Incrédule, elle considéra l’aspect sauvage du géant, ses moustaches agressives et son costume hautement pittoresque : le tout ne ressemblait en rien à l’idée que l’on se faisait, au faubourg Saint-Germain, d’un valet de grande maison ou d’un majordome.

— Il modifiera son aspect, fit Mélina avec un sourire amusé, et il sera l’un de tes domestiques italiens, puisqu’il ne parle pas français. Tout ce que nous te demandons, c’est de partir avec lui et de l’introduire avec toi dans Constantinople. Tu logeras, je pense, à l’ambassade de France ?
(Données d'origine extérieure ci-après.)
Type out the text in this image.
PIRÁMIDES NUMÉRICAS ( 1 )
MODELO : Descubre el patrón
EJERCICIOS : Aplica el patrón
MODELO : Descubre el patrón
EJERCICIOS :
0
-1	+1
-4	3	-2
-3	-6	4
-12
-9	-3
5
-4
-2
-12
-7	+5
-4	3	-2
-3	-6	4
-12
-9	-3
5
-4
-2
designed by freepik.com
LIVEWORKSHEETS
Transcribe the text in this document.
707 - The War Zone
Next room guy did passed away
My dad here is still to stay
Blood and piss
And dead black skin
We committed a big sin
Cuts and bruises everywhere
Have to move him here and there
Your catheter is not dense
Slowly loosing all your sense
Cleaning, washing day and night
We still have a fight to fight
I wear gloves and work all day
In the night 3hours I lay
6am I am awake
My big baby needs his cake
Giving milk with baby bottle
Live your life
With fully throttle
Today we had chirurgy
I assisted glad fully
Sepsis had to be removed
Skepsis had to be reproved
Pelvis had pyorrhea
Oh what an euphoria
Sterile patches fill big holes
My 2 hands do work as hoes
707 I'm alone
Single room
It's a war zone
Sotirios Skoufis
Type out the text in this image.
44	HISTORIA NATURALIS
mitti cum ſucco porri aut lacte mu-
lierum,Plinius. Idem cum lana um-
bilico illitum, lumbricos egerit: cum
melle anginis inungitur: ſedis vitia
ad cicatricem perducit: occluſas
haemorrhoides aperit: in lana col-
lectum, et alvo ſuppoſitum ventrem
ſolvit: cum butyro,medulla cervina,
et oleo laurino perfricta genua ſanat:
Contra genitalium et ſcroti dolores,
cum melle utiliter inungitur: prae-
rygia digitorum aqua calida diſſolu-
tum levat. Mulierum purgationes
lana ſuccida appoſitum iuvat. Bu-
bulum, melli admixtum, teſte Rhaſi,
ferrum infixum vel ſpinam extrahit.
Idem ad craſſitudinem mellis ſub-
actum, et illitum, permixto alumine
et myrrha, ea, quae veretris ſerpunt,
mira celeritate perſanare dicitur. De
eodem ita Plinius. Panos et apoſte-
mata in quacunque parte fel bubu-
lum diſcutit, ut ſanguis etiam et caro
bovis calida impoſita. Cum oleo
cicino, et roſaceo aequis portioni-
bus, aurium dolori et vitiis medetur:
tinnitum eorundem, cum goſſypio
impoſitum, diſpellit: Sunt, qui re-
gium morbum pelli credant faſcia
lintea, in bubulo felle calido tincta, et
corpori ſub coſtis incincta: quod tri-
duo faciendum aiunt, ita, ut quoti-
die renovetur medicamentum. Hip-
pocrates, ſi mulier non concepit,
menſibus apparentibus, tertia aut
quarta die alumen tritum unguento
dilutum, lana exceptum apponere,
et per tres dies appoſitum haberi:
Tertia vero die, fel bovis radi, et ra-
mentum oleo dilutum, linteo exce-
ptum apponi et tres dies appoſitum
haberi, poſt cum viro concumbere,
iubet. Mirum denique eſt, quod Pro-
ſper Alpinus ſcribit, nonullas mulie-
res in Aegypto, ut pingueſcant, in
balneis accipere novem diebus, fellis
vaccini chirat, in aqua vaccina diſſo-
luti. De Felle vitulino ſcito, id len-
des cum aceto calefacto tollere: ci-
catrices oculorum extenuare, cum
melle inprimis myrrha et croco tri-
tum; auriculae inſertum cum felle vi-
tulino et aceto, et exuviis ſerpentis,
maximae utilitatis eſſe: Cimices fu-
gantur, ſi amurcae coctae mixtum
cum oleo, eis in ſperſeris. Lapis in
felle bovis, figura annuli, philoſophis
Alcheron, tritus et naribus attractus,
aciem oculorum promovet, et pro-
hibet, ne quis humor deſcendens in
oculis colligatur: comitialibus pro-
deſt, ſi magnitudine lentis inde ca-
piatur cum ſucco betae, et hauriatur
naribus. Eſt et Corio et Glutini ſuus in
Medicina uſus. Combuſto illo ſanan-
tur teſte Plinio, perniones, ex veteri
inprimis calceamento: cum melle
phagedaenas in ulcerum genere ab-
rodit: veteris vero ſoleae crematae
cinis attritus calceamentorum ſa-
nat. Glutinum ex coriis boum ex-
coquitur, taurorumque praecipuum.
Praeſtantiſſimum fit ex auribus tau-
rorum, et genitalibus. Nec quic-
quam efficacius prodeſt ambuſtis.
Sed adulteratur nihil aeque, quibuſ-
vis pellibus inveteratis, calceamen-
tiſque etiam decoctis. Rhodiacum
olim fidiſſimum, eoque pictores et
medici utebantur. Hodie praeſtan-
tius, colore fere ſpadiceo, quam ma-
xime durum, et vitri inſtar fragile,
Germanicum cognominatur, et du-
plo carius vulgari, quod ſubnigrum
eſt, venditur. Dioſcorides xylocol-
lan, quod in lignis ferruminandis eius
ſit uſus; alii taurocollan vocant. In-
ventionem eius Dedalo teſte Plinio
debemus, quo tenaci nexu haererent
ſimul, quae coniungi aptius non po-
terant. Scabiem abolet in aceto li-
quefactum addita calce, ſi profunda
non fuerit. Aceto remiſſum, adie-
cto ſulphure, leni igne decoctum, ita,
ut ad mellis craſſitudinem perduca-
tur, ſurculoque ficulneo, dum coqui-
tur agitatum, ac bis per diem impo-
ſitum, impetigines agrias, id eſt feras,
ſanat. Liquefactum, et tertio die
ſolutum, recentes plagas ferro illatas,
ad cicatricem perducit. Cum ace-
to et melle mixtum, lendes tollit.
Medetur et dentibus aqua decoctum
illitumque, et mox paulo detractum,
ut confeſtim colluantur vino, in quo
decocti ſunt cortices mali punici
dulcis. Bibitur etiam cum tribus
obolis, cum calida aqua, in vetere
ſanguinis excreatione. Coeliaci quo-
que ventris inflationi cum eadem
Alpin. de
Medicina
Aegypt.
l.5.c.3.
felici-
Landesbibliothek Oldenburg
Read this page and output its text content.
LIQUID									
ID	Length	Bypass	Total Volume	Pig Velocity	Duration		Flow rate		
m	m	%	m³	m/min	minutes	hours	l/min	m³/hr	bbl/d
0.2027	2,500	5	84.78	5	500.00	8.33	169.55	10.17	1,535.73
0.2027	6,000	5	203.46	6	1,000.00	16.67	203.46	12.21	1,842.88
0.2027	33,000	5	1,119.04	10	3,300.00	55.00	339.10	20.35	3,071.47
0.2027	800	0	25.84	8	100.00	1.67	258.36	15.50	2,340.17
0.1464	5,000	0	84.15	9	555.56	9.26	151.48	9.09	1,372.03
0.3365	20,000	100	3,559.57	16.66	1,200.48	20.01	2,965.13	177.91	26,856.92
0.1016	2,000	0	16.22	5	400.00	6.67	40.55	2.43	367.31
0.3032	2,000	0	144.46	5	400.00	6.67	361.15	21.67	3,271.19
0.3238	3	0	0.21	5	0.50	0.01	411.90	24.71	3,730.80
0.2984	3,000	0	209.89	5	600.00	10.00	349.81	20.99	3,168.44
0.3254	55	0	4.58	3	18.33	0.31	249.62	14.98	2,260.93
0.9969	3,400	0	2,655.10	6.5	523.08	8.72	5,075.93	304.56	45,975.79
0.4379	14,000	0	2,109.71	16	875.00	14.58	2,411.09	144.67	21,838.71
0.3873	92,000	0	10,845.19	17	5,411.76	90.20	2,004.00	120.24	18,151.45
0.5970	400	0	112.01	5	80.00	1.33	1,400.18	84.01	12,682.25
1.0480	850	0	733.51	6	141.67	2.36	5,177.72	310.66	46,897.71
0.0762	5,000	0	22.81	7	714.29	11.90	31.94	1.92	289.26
Se souvenant de ce que le général Arrighi lui avait dit des appels au secours réitérés de l’ambassadeur, le comte de Latour-Maubourg, Marianne ne douta pas un instant d’être, en effet, chaleureusement accueillie.

— Je ne vois pas bien, admit-elle, où je pourrais aller en dehors de cela...

— Parfait. Nul ne songera à chercher Théodoros au palais de France. Il y restera quelque temps ; puis, un beau jour il disparaîtra et tu n’auras plus à t’en préoccuper.

Marianne fronça les sourcils. Elle se voyait mal, alors que sa mission auprès de la Sultane s’annonçait déjà comme délicate et difficile, risquer par surcroît les pires ennuis en introduisant avec elle un chef de rebelles proscrit et sans doute assez connu puisqu’il n’osait pas entrer sans couverture dans Constantinople. C’était un coup à faire échouer sa mission d’une part, et, d’autre part, à l’envoyer elle-même réfléchir sa vie durant sur la paille humide d’une prison turque, en admettant qu’on voulût bien lui laisser la vie.